On 10/16/22 17:33, RĂ©mi Bernon (@rbernon) wrote:
On Sun Oct 16 22:04:22 2022 +0000, **** wrote:
Zebediah Figura replied on the mailing list:
Regarding "[PATCH 08/13] ntdll: Allocate a truly separate stack for the kernel stack.": Why do we need to do this? Specifically, do we know why this is broken in Valgrind? I ask because I would guess a priori that this should be fixed on the valgrind side. Valgrind should have all of the information regarding our stacks, so I wouldn't expect it to need to resort to heuristics.
Valgrind keeps track of the stack pointer changes (some of them at least), to update the memory attributes below it and figure invalid and uninitialized memory accesses. It detects shrinking and growing stacks when the stack pointer stays within the registered "stack" region, and in our case this currently includes both the user and the kernel stack.

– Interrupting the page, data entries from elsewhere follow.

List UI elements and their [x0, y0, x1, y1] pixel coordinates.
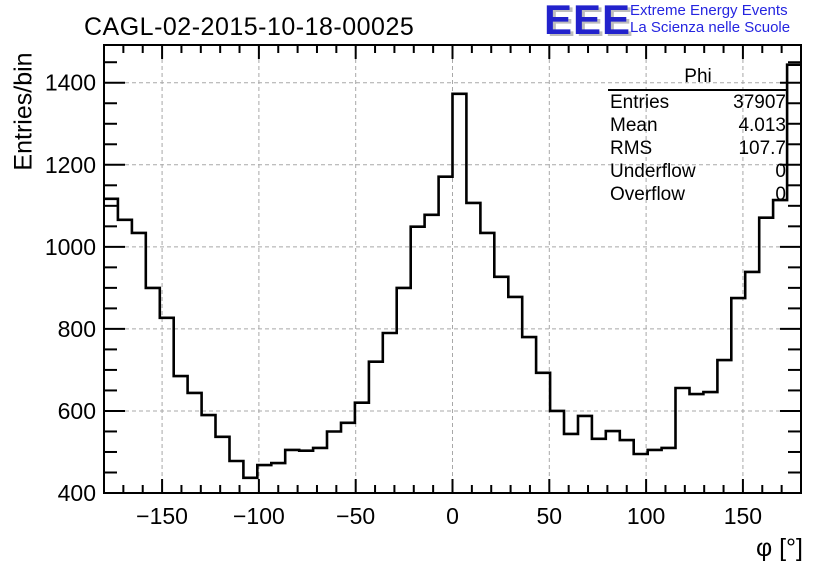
stats-box-title: Phi [608, 66, 788, 91]
y-tick-label: 800 [58, 316, 96, 342]
stats-row-value: 4.013 [738, 115, 786, 136]
stats-box: Phi Entries 37907 Mean 4.013 RMS 107.7 Underfl… [608, 66, 788, 206]
x-tick-label: −100 [233, 503, 285, 529]
stats-row-label: RMS [610, 138, 653, 159]
stats-row-label: Mean [610, 115, 658, 136]
stats-row-label: Overflow [610, 184, 685, 205]
stats-row: Entries 37907 [608, 91, 788, 114]
x-tick-label: −150 [136, 503, 188, 529]
eee-logo-line1: Extreme Energy Events [630, 2, 788, 19]
stats-row-value: 37907 [733, 92, 786, 113]
eee-logo-subtitle: Extreme Energy Events La Scienza nelle S… [630, 2, 790, 36]
stats-row: Overflow 0 [608, 183, 788, 206]
y-tick-label: 1200 [45, 152, 96, 178]
x-tick-label: 0 [446, 503, 459, 529]
plot-frame [103, 44, 802, 494]
stats-row-value: 0 [775, 184, 786, 205]
y-tick-label: 400 [58, 480, 96, 506]
x-tick-label: 150 [724, 503, 762, 529]
eee-logo: EEE [544, 0, 632, 43]
x-tick-label: 100 [627, 503, 665, 529]
stats-row: Mean 4.013 [608, 114, 788, 137]
y-tick-label: 1000 [45, 234, 96, 260]
x-axis-title: φ [°] [755, 534, 803, 562]
x-tick-label: −50 [336, 503, 375, 529]
x-tick-label: 50 [537, 503, 563, 529]
y-axis-title: Entries/bin [9, 52, 38, 171]
stats-row-value: 0 [775, 161, 786, 182]
stats-row-label: Underflow [610, 161, 696, 182]
y-tick-label: 600 [58, 398, 96, 424]
page-title: CAGL-02-2015-10-18-00025 [84, 13, 415, 41]
stats-row-value: 107.7 [738, 138, 786, 159]
stats-row: Underflow 0 [608, 160, 788, 183]
eee-logo-line2: La Scienza nelle Scuole [630, 19, 791, 36]
y-tick-label: 1400 [45, 70, 96, 96]
stats-row-label: Entries [610, 92, 670, 113]
histogram-line [104, 63, 801, 480]
stats-box-rows: Entries 37907 Mean 4.013 RMS 107.7 Underflow 0 O… [608, 91, 788, 206]
stats-row: RMS 107.7 [608, 137, 788, 160]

Our syscalls are updating the stack pointer from a lower, user stack, address to a higher, kernel stack, address, effectively shrinking the stack by a large amount, then accessing the syscall parameters from the lower address to copy them to the kernel stack. Valgrind doesn't like that, and even complains that we're likely switching stacks.

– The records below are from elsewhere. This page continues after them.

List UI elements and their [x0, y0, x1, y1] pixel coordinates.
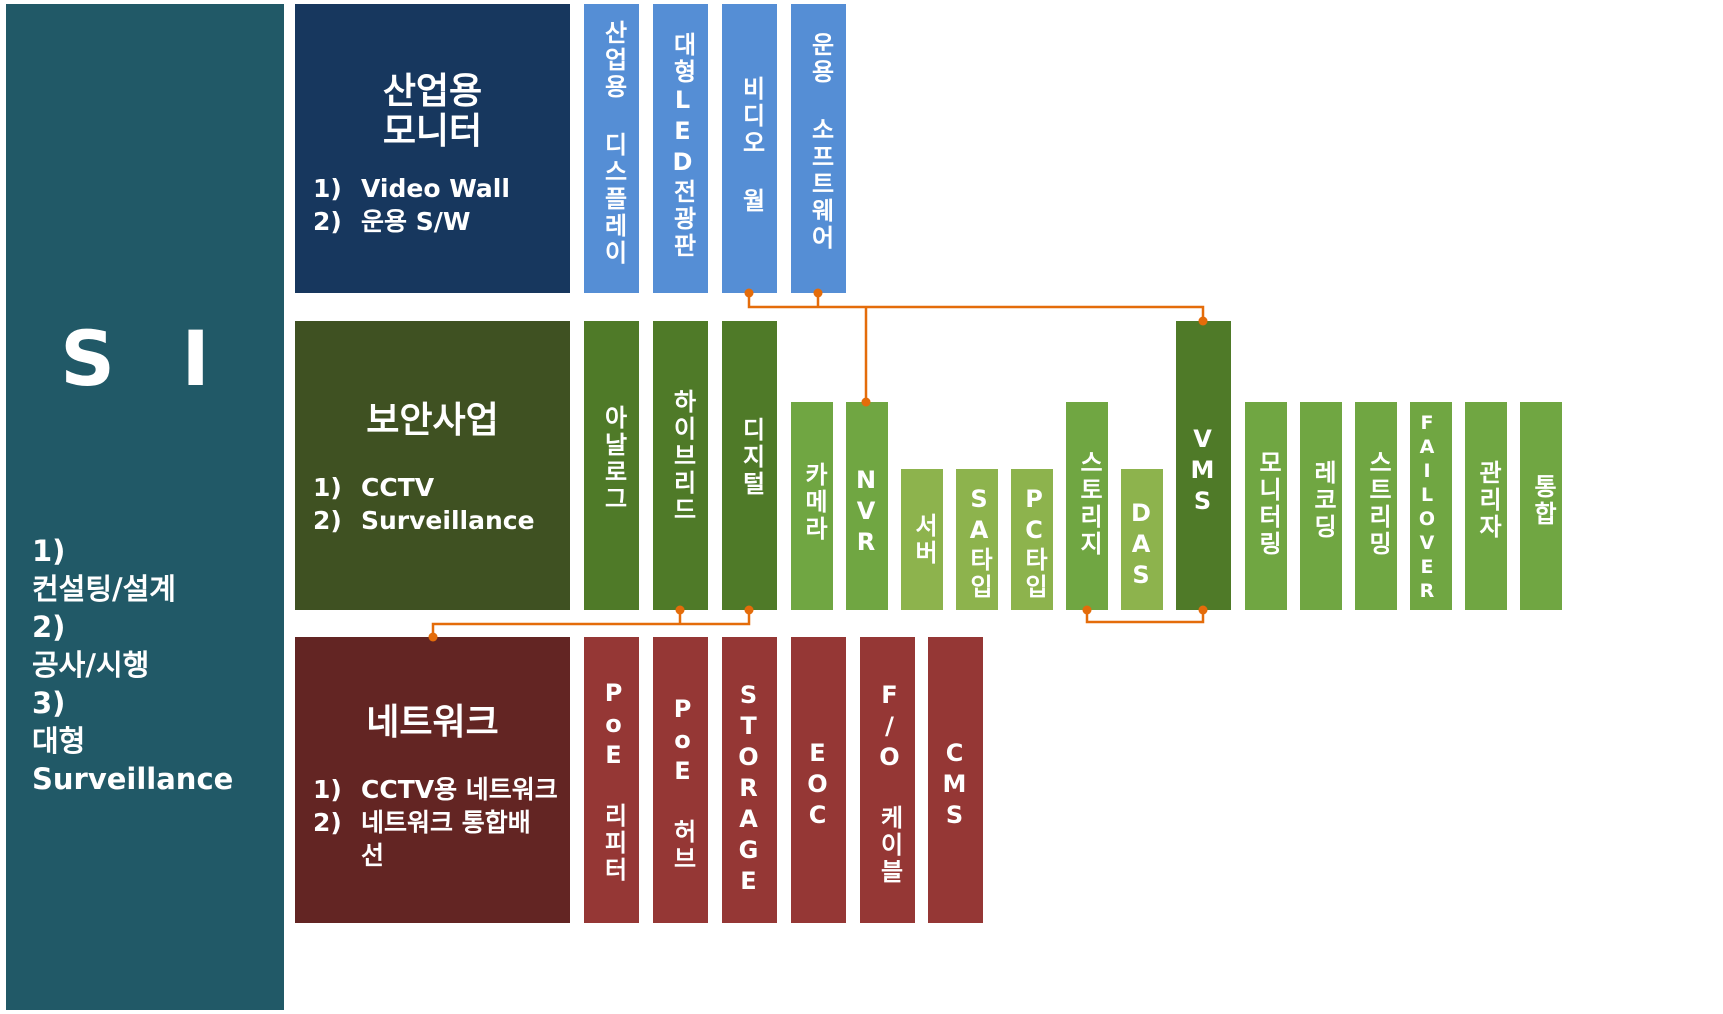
- monitor-list: 1) Video Wall 2) 운용 S/W: [313, 172, 510, 238]
- monitor-panel: 산업용 모니터 1) Video Wall 2) 운용 S/W: [295, 4, 570, 293]
- connector-network: [431, 610, 751, 637]
- network-column-poe-hub: PoE 허브: [653, 637, 708, 923]
- monitor-column-software: 운용 소프트웨어: [791, 4, 846, 293]
- security-item: 1) CCTV: [313, 473, 435, 502]
- security-column-hybrid: 하이브리드: [653, 321, 708, 610]
- security-column-storage: 스토리지: [1066, 402, 1108, 610]
- network-item: 1) CCTV용 네트워크: [313, 775, 558, 804]
- security-column-manager: 관리자: [1465, 402, 1507, 610]
- security-title: 보안사업: [366, 400, 499, 441]
- network-column-poe-repeater: PoE 리피터: [584, 637, 639, 923]
- network-item: 2) 네트워크 통합배선: [313, 808, 531, 870]
- network-column-storage: STORAGE: [722, 637, 777, 923]
- connector-dot: [744, 605, 754, 615]
- security-column-monitoring: 모니터링: [1245, 402, 1287, 610]
- monitor-title-line1: 산업용: [382, 71, 483, 112]
- si-title: S I: [60, 314, 230, 403]
- security-column-integration: 통합: [1520, 402, 1562, 610]
- si-item: 3)대형 Surveillance: [32, 686, 234, 796]
- security-column-camera: 카메라: [791, 402, 833, 610]
- connector-dot: [1082, 605, 1092, 615]
- connector-dot: [675, 605, 685, 615]
- connector-dot: [428, 632, 438, 642]
- security-column-analog: 아날로그: [584, 321, 639, 610]
- security-panel: 보안사업 1) CCTV 2) Surveillance: [295, 321, 570, 610]
- monitor-column-videowall: 비디오 월: [722, 4, 777, 293]
- security-column-digital: 디지털: [722, 321, 777, 610]
- monitor-item: 2) 운용 S/W: [313, 207, 471, 236]
- monitor-title-line2: 모니터: [382, 111, 483, 152]
- monitor-item: 1) Video Wall: [313, 174, 510, 203]
- si-list: 1)컨설팅/설계 2)공사/시행 3)대형 Surveillance: [32, 532, 284, 798]
- connector-dot: [744, 288, 754, 298]
- network-column-cms: CMS: [928, 637, 983, 923]
- connector-dot: [813, 288, 823, 298]
- network-column-fo-cable: F/O 케이블: [860, 637, 915, 923]
- connector-dot: [1198, 316, 1208, 326]
- connector-dot: [861, 397, 871, 407]
- security-column-failover: FAILOVER: [1410, 402, 1452, 610]
- security-column-vms: VMS: [1176, 321, 1231, 610]
- connector-storage-vms: [1085, 610, 1205, 624]
- security-list: 1) CCTV 2) Surveillance: [313, 471, 535, 537]
- monitor-column-led: 대형LED전광판: [653, 4, 708, 293]
- security-column-nvr: NVR: [846, 402, 888, 610]
- si-item: 2)공사/시행: [32, 610, 150, 682]
- network-panel: 네트워크 1) CCTV용 네트워크 2) 네트워크 통합배선: [295, 637, 570, 923]
- network-column-eoc: EOC: [791, 637, 846, 923]
- monitor-column-display: 산업용 디스플레이: [584, 4, 639, 293]
- security-column-das: DAS: [1121, 469, 1163, 610]
- connector-dot: [1198, 605, 1208, 615]
- security-item: 2) Surveillance: [313, 506, 535, 535]
- network-title: 네트워크: [366, 702, 499, 743]
- security-column-recording: 레코딩: [1300, 402, 1342, 610]
- security-column-server: 서버: [901, 469, 943, 610]
- si-panel: S I 1)컨설팅/설계 2)공사/시행 3)대형 Surveillance: [6, 4, 284, 1010]
- security-column-satype: SA타입: [956, 469, 998, 610]
- network-list: 1) CCTV용 네트워크 2) 네트워크 통합배선: [313, 773, 563, 872]
- connector-videowall-vms: [747, 293, 1205, 321]
- si-item: 1)컨설팅/설계: [32, 534, 176, 606]
- security-column-streaming: 스트리밍: [1355, 402, 1397, 610]
- security-column-pctype: PC타입: [1011, 469, 1053, 610]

Having two separately allocated stacks is 1) much cleaner anyway, and 2) allows Valgrind to correctly track the two separate stack pointers (though it still complains in some cases about cross-stack accesses).
Ah right, I remember this detail. IIRC the solution should be to register the stack in two pieces, though.
When I tried that I still got errors, but it's not clear to me that's not a (fixable) Valgrind bug.